In 2002, inspired by recommendations from the 9/11 Commission, DHS implemented the National Security Exit-Entry Registration System (NSEERS), a program which required visa recipients from countries that represent a security risk to register with a local ICE office. They had to account for exactly what they were doing in the country and could only leave the country through designated ports of entry. Hence, if an Egyptian national came here on a student visa, but dropped out of school in order to make bombs, DHS would have additional means of finding out about it. Obama’s DHS abolished the program in 2011, a move that, not surprisingly, was praised by theCouncil on American Islamic Relations (CAIR).

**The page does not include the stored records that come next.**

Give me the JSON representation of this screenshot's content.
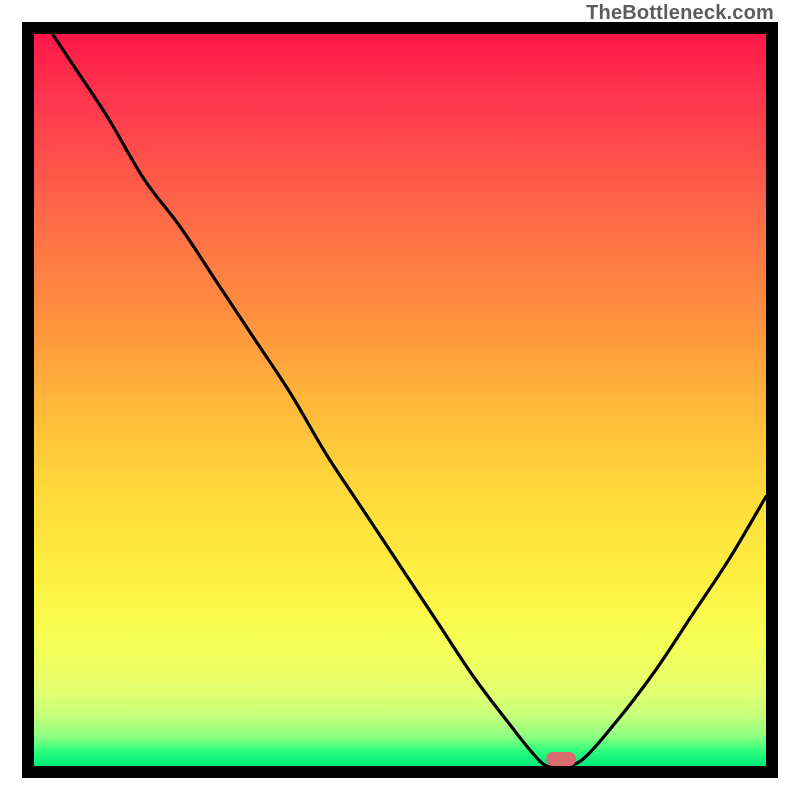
{
  "watermark": "TheBottleneck.com",
  "colors": {
    "frame": "#000000",
    "curve": "#000000",
    "min_marker": "#d86b6e",
    "gradient_top": "#ff1848",
    "gradient_bottom": "#00e97a"
  },
  "chart_data": {
    "type": "line",
    "title": "",
    "xlabel": "",
    "ylabel": "",
    "xlim": [
      0,
      100
    ],
    "ylim": [
      0,
      100
    ],
    "x": [
      0,
      5,
      10,
      15,
      20,
      25,
      30,
      35,
      40,
      45,
      50,
      55,
      60,
      65,
      68,
      70,
      72,
      75,
      80,
      85,
      90,
      95,
      100
    ],
    "values": [
      110,
      102,
      94,
      85,
      78,
      70,
      62,
      54,
      45,
      37,
      29,
      21,
      13,
      6,
      2,
      0,
      0,
      1,
      7,
      14,
      22,
      30,
      39
    ],
    "minimum_marker_x_range": [
      70,
      74
    ],
    "note": "A curve C(x) sampled on 0..100 (x) with a bottleneck error value (percent of 'badness', 0 = perfect match) on the y axis. Plot is drawn such that the curve's MINIMUM sits on the baseline (bottom of the inner gradient). Background color encodes badness: top = red (bad), bottom = green (good). The small rounded red marker near the bottom highlights the optimal x region."
  }
}
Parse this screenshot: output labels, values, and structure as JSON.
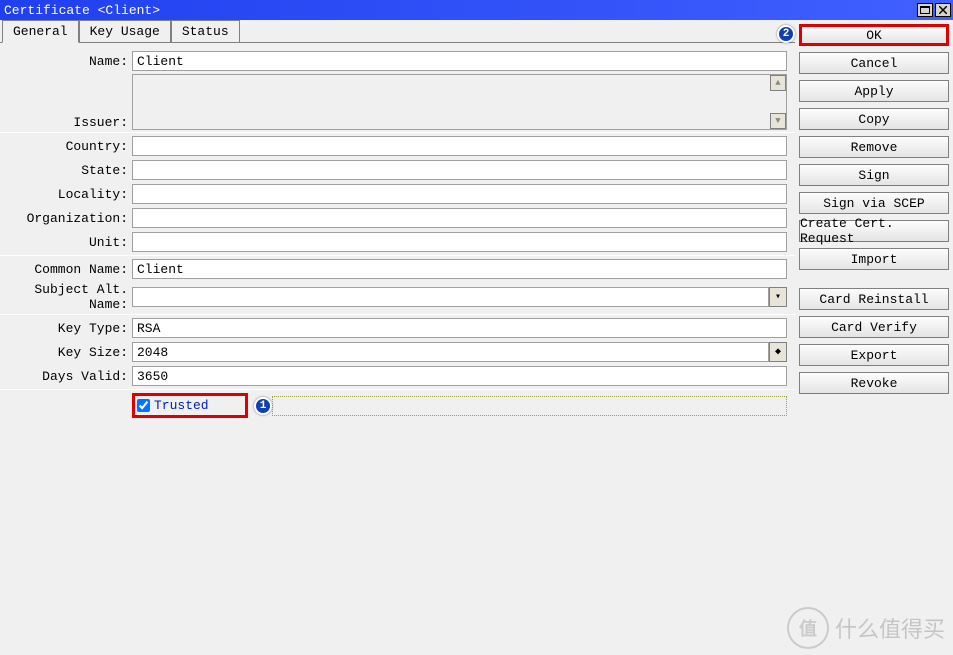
{
  "window": {
    "title": "Certificate <Client>"
  },
  "tabs": {
    "general": "General",
    "key_usage": "Key Usage",
    "status": "Status"
  },
  "labels": {
    "name": "Name:",
    "issuer": "Issuer:",
    "country": "Country:",
    "state": "State:",
    "locality": "Locality:",
    "organization": "Organization:",
    "unit": "Unit:",
    "common_name": "Common Name:",
    "subject_alt_name": "Subject Alt. Name:",
    "key_type": "Key Type:",
    "key_size": "Key Size:",
    "days_valid": "Days Valid:"
  },
  "values": {
    "name": "Client",
    "issuer": "",
    "country": "",
    "state": "",
    "locality": "",
    "organization": "",
    "unit": "",
    "common_name": "Client",
    "subject_alt_name": "",
    "key_type": "RSA",
    "key_size": "2048",
    "days_valid": "3650"
  },
  "trusted": {
    "label": "Trusted",
    "checked": true
  },
  "buttons": {
    "ok": "OK",
    "cancel": "Cancel",
    "apply": "Apply",
    "copy": "Copy",
    "remove": "Remove",
    "sign": "Sign",
    "sign_scep": "Sign via SCEP",
    "create_req": "Create Cert. Request",
    "import": "Import",
    "card_reinstall": "Card Reinstall",
    "card_verify": "Card Verify",
    "export": "Export",
    "revoke": "Revoke"
  },
  "annotations": {
    "a1": "1",
    "a2": "2"
  },
  "watermark": {
    "icon": "值",
    "text": "什么值得买"
  }
}
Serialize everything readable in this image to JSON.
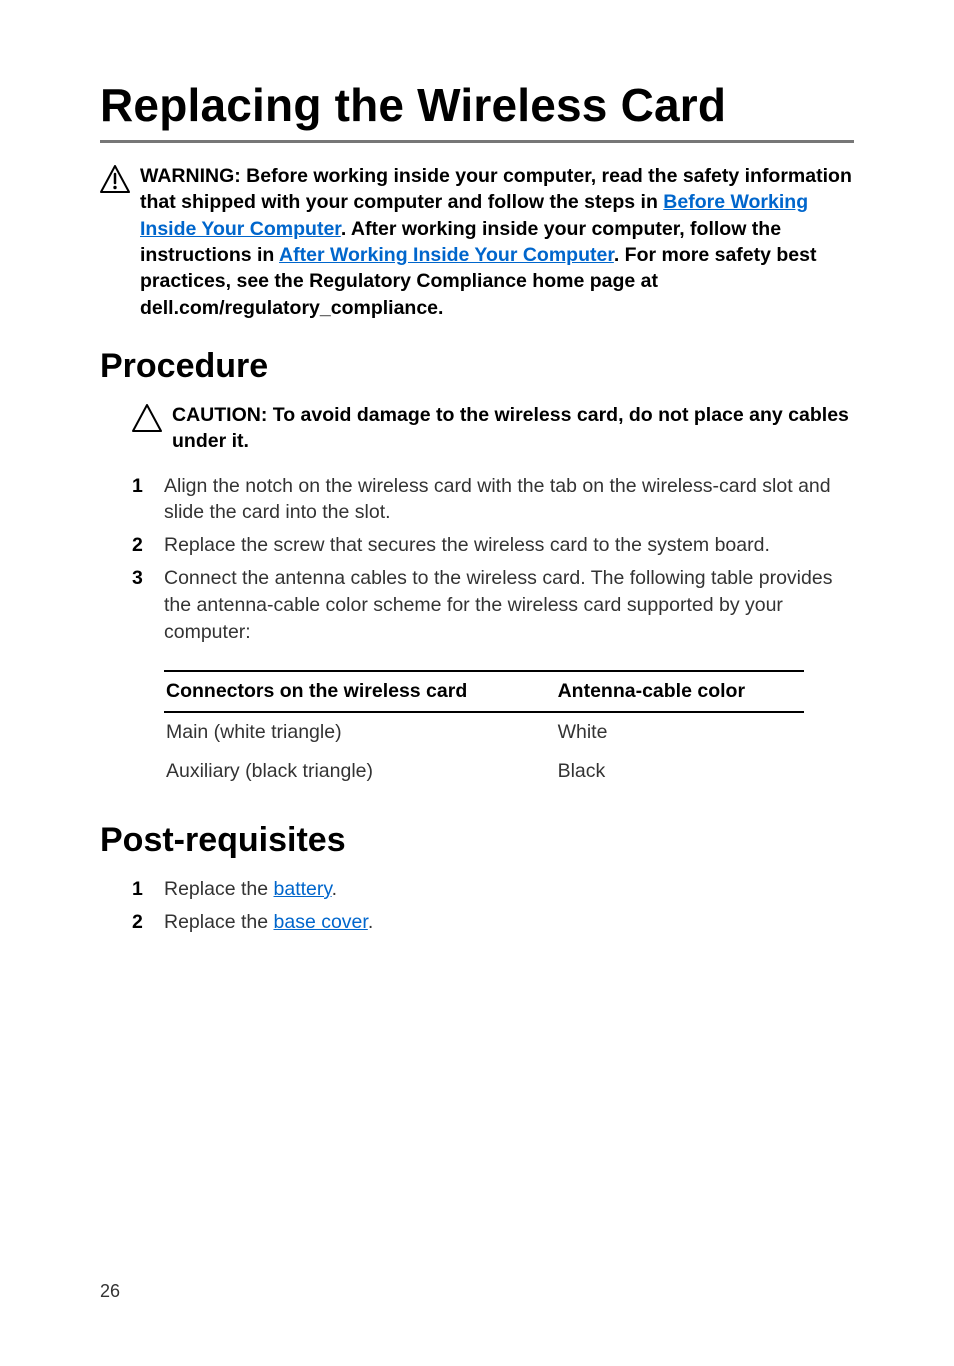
{
  "title": "Replacing the Wireless Card",
  "warning": {
    "pre": "WARNING: Before working inside your computer, read the safety information that shipped with your computer and follow the steps in ",
    "link1": "Before Working Inside Your Computer",
    "mid1": ". After working inside your computer, follow the instructions in ",
    "link2": "After Working Inside Your Computer",
    "post": ". For more safety best practices, see the Regulatory Compliance home page at dell.com/regulatory_compliance."
  },
  "procedure": {
    "heading": "Procedure",
    "caution": "CAUTION: To avoid damage to the wireless card, do not place any cables under it.",
    "steps": [
      "Align the notch on the wireless card with the tab on the wireless-card slot and slide the card into the slot.",
      "Replace the screw that secures the wireless card to the system board.",
      "Connect the antenna cables to the wireless card. The following table provides the antenna-cable color scheme for the wireless card supported by your computer:"
    ],
    "table": {
      "header": {
        "col1": "Connectors on the wireless card",
        "col2": "Antenna-cable color"
      },
      "rows": [
        {
          "c1": "Main (white triangle)",
          "c2": "White"
        },
        {
          "c1": "Auxiliary (black triangle)",
          "c2": "Black"
        }
      ]
    }
  },
  "postreq": {
    "heading": "Post-requisites",
    "steps": [
      {
        "pre": "Replace the ",
        "link": "battery",
        "post": "."
      },
      {
        "pre": "Replace the ",
        "link": "base cover",
        "post": "."
      }
    ]
  },
  "page_number": "26"
}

Not only do we let security risks into the country, it is clear that this administration has no interest in tracking them down. With the huge increase in student and exchange visitors from countries like Saudi Arabia – topping 96,000 in 2012 – it’s not a very comforting thought knowing that we have no way of tracking many of them. According to data compiled by the Brookings Institute, Saudi Arabian nationals received more student visas between 2008-2012 than all but three other countries. If only a small percentage of those receiving visas have jihadist proclivities, that’s an awful lot of ticking time bombs.
We need to ask important questions: is this the right time to massively expand visas and grant amnesty to all those who overstayed their visas – before we have any visa tracking system in place? At a time when student visas have grown from 662,966 in 2003 to more than 1.2 million, and without a security program in place, now is not the time to radically expand our visa programs.
Watching the massive anti-Israel protests throughout Europe over the past few months, many of which were filled with Nazi-innuendo, Americans are sure happy we don’t have to deal with that here. But in reality, these elements have been growing in many parts of our country, leaving many to wonder if the threats from ISIS are indeed already in the works in our heartland. According to Defense Secretary Chuck Hagel, there are already at least 100 American Muslims fighting for ISIS.
Conservatives need to wake up and demand true immigration reform before we follow the footsteps of languishing European nations.